Sidney Crosby participates in practice Thursday. Crosby has not been restricted in drills at practices for weeks and reports are predicting he will return to playing in games soon.
By Dave Molinari Pittsburgh Post-Gazette
For weeks, people outside the Penguins organization pointed to their game tonight against Dallas as a likely date for Sidney Crosby to resume playing.
After all, Crosby has been progressing nicely for some time, and the Stars game comes after a slow stretch in the Penguins schedule.
Logical as such thinking might have been, it wasn't accurate.
Coach Dan Bylsma said Thursday that Crosby, who hasn't played since Jan. 5 because of a concussion, won't be in uniform for the Dallas game or the one Saturday night at Carolina.
That means the earliest Crosby could return is the home game Tuesday against Colorado.
"He had a good week of practice and is progressing, but he won't be playing this weekend," Bylsma said. "We're not keeping a secret. When he's going to play, we'll make sure we let you know."

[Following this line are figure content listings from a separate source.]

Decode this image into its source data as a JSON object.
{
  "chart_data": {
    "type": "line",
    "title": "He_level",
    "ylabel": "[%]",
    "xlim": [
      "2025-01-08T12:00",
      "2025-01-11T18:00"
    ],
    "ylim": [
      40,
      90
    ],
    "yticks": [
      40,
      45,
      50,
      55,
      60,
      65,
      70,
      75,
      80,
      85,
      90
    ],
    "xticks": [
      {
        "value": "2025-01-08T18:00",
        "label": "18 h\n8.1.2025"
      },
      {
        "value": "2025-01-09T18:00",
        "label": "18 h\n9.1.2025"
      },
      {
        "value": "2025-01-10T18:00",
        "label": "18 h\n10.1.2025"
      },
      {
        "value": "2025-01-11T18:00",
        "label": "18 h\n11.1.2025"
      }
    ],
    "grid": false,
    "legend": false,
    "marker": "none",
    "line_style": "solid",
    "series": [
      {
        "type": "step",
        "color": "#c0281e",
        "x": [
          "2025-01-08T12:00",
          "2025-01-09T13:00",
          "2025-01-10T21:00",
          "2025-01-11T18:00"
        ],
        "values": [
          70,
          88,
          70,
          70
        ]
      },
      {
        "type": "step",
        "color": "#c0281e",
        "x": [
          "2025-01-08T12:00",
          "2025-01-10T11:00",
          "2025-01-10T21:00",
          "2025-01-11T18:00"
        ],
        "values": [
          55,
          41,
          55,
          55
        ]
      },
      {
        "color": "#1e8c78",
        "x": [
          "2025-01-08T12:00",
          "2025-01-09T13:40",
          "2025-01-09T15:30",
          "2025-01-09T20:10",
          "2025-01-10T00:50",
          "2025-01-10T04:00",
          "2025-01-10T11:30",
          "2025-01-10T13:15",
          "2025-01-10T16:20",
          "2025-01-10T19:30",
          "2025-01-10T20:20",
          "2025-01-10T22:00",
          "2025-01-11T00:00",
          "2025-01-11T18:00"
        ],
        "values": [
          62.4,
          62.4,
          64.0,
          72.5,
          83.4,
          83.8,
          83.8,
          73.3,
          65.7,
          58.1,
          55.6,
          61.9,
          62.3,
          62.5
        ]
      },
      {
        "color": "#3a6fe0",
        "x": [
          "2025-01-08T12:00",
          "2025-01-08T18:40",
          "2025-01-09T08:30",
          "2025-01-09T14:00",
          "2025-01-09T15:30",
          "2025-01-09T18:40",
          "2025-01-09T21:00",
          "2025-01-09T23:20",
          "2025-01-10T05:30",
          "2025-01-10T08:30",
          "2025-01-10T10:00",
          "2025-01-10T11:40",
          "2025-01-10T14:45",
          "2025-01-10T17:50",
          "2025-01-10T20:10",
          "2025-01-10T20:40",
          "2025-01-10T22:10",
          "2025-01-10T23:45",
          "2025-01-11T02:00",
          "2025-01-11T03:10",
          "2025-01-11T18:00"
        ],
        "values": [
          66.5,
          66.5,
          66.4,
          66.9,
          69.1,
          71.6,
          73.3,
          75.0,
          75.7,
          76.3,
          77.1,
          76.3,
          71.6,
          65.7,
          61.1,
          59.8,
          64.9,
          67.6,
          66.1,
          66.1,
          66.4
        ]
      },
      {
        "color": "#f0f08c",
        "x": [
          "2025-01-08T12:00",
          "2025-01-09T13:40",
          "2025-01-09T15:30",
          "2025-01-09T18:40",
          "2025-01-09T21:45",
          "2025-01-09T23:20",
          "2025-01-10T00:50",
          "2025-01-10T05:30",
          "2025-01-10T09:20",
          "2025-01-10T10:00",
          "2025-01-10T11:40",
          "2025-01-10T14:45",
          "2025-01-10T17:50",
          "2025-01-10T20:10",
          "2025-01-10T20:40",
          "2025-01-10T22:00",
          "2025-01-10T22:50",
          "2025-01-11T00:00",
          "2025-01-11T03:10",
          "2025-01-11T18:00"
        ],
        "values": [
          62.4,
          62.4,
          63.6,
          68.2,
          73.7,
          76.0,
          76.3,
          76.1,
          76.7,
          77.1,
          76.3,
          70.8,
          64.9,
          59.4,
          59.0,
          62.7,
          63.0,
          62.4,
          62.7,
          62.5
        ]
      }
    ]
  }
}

The Penguins, though, could be getting right winger Tyler Kennedy back tonight.
He has missed the past nine games because of a concussion, and Bylsma said that whether to use him will be "game-time decision."
Because Kennedy is questionable, at best, the Penguins recalled left winger Eric Tangradi from their minor league team in Wilkes-Barre. He has seven goals and five assists in 12 games with the Baby Penguins.
6 players on All-Star ballot
Even though he hasn't played in more than 10 months, Crosby headlines a list of six Penguins on the ballot for the 2012 NHL All-Star Game.
The others are centers Evgeni Malkin and Jordan Staal, winger James Neal, defenseman Kris Letang and goalie Marc-Andre Fleury.
Voting will be entirely digital for the sixth consecutive season and will begin Monday online at NHL.com/vote and via mobile devices.
They just stood still
The most popular topic of discussion in the Penguins locker room Thursday might have been the 1-3-1 configuration Tampa Bay broke out early in its 2-1 overtime victory against Philadelphia the previous night.
And, more to the point, the Flyers reaction to it.
Which, at least for a while, was to do nothing.
With the Lightning players deployed strategically in the neutral zone, the Flyers declined to force play into the Tampa Bay end.
That led to players from both sides mostly standing around, and referee Rob Martell reportedly threatening the Flyers with a delay-of-game minor if they didn't try to advance the puck.
Trouble is, there's no provision in the rulebook for that, although the Lightning had to take a more aggressive approach after Philadelphia scored a power-play goal in the second period. How much of the audience for that nationally televised game still was tuned in by then is hard to say.
"I thought it was a little comical," Penguins winger Steve Sulllivan said. "It was pretty funny to see a team try to expose another team, especially in their own rink.
"I would like to know who [the fans] were booing. Were they booing the Philadelphia Flyers for not moving the puck or were they booing the home team for standing around, doing nothing?"
The Penguins and Stars made a pretty significant trade Feb. 21, when the Penguins sent highly skilled defenseman Alex Goligoski to Dallas for winger James Neal and defenseman Matt Niskanen.
Although Niskanen was the least prominent player in the deal, he might have benefited more from the change of scenery than anyone else.
He started strong with the Penguins, then tailed off enough that his job security looked to be an issue coming into training camp.
He had a strong preseason, however, and that has carried over through the first 15 games. Niskanen has a goal, three assists, a plus-minus rating of plus-3 and is averaging about 18 1/2 minutes of ice time per game.
"[The trade] gave me an opportunity to come in with a fresh start, with a new organization," Niskanen said. "Playing with some of the best players in the world is a heck of an opportunity for me."